To address this issue, Dr. Carla E. M. Hollak, from the University of Amsterdam, and colleagues conducted a retrospective review of 49 adult patients with type 1 Gaucher disease treated at the Academic Medical Center in Amsterdam and 57 treated at Heinrich-Heine University in Duesseldorf, Germany between 1991 and 2002.
In Amsterdam, the median dose of enzyme replacement therapy was 15 to 30 U/kg/4 weeks, and in Duesseldorf, the median dose was 80 U/kg/r weeks. Median duration of treatment was 9 years and 7 years, respectively.
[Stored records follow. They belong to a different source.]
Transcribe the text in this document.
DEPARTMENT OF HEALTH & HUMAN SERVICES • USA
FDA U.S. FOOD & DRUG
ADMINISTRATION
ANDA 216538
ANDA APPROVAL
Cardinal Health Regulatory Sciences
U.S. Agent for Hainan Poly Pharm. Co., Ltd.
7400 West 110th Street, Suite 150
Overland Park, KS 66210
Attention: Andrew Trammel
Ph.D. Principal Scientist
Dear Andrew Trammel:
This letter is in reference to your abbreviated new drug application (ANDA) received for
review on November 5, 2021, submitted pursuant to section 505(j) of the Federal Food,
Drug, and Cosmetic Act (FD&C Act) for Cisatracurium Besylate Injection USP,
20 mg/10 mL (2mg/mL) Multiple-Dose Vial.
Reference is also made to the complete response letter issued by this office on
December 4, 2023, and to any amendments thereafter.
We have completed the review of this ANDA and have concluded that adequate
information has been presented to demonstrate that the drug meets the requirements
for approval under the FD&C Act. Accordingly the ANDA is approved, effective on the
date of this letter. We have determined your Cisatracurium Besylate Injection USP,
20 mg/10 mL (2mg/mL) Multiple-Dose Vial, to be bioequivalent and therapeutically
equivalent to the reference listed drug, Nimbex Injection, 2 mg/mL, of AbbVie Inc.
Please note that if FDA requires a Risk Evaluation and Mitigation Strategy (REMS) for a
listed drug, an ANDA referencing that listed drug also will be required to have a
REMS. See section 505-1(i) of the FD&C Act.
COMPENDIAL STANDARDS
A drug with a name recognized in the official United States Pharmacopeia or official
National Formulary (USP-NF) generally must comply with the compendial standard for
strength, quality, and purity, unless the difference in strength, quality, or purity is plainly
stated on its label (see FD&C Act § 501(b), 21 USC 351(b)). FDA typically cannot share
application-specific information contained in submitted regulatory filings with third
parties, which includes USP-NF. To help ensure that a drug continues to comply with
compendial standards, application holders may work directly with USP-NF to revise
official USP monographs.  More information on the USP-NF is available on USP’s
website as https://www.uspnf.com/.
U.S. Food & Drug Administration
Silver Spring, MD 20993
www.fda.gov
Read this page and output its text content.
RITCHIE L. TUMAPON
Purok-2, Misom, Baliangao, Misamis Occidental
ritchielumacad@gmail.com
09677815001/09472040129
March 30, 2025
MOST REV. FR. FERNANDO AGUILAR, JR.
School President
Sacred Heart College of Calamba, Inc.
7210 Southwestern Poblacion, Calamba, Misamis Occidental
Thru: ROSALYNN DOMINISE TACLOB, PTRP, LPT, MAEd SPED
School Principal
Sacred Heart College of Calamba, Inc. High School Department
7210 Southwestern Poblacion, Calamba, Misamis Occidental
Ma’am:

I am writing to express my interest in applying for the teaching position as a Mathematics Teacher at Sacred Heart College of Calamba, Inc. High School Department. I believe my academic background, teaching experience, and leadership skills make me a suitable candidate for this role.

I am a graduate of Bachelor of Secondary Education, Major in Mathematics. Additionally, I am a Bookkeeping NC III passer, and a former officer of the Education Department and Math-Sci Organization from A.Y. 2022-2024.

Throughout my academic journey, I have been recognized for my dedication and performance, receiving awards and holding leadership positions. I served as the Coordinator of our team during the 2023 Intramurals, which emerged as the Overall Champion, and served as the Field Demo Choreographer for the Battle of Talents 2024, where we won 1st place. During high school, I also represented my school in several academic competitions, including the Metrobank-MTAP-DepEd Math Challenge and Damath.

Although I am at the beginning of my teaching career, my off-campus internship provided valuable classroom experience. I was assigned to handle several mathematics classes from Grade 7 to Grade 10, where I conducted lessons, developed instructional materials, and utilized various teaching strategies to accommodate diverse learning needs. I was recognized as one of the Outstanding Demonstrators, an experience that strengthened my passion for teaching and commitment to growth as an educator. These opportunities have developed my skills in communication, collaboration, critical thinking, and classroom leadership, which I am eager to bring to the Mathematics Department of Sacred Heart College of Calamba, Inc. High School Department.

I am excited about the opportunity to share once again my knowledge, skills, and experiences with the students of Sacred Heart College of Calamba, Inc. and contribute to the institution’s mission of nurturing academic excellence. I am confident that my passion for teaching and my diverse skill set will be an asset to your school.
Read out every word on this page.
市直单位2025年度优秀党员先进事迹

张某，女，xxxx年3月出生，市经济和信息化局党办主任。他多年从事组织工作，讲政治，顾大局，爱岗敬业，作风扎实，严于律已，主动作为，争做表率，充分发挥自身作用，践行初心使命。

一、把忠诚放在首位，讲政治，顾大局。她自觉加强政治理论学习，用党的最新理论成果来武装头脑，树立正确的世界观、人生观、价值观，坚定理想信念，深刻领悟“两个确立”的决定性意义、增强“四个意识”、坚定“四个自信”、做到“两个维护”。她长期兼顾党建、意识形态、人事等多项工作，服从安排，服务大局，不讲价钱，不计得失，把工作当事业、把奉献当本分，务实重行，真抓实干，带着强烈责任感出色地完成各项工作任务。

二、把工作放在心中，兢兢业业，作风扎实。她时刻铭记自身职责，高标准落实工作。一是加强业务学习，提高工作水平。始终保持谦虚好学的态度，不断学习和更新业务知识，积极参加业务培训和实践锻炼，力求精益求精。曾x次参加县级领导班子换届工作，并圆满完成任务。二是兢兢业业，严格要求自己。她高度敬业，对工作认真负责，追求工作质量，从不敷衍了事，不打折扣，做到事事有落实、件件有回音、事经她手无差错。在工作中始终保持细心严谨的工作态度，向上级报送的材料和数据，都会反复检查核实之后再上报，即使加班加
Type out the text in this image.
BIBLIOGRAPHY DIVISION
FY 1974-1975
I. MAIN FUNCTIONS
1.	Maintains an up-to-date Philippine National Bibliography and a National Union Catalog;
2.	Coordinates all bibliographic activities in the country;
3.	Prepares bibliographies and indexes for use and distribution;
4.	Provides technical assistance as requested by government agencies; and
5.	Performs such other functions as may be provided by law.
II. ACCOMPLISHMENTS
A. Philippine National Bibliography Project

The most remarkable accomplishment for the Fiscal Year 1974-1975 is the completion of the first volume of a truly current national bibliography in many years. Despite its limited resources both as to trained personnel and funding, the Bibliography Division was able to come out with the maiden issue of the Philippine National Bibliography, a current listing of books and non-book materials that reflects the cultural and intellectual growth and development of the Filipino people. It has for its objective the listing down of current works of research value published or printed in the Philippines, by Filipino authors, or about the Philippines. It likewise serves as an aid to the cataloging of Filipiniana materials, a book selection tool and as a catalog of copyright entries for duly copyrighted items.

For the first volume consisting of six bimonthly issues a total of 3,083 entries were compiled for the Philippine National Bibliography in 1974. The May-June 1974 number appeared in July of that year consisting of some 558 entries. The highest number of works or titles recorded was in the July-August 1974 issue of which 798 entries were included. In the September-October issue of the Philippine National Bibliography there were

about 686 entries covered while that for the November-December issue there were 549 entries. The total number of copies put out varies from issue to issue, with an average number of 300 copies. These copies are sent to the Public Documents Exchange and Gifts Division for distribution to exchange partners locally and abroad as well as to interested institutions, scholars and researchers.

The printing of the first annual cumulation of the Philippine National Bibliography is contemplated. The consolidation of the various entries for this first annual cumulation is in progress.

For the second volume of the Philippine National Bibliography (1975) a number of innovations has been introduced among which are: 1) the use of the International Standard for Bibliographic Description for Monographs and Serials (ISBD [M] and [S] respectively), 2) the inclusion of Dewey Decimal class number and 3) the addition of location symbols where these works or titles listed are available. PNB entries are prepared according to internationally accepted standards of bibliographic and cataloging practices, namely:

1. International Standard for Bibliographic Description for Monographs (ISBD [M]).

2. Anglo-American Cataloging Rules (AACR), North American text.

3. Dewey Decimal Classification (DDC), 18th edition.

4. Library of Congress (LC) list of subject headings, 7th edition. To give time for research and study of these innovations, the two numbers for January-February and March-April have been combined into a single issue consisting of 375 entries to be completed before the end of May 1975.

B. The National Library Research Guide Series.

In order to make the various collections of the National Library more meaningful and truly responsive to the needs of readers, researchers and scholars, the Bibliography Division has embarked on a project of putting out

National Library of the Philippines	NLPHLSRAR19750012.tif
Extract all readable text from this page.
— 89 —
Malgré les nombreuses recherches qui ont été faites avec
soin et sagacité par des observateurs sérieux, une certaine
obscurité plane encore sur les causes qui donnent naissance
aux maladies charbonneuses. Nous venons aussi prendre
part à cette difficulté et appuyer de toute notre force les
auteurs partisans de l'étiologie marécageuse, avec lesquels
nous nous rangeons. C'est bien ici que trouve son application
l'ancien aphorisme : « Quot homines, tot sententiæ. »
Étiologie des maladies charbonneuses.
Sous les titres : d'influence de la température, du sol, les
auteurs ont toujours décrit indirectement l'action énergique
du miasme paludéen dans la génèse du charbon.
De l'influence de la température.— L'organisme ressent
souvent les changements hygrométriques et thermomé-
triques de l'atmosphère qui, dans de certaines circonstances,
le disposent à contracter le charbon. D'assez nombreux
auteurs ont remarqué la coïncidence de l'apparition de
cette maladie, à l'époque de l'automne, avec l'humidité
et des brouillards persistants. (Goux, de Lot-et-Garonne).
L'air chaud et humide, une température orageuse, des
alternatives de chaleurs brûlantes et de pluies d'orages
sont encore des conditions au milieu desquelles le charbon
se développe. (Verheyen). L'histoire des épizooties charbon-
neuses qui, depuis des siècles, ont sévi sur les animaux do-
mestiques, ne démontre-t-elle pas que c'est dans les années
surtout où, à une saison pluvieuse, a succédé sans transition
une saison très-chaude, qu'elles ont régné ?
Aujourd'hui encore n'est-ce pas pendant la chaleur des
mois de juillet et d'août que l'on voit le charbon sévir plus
According to the report in the August 1 issue Blood, improvements in hemoglobin, platelet count and liver and spleen volume were not dose-dependent.
"Of all disease parameters, bone disease is the most difficult to evaluate," Dr. Hollak and her associates note. However, they add, "Improvement in bone marrow burden, an MRI-based scoring system of bone marrow involvement, shows a strong trend toward a better response to higher doses, particularly in patients with more extensive bone marrow disease in whom the difference is statistically significant."
Thus, they conclude that the initial dose should not be based on the extent of organomegaly and cytopenia. On the other hand, severe bone marrow involvement with its risk for bone complications may justify a higher initial dose.
Dr. Hollak's team recommends that "dosing regimen should be made individually and on the basis of a complete disease profile, including proper assessment of bone marrow involvement in addition to hematological, visceral, and biochemical parameters."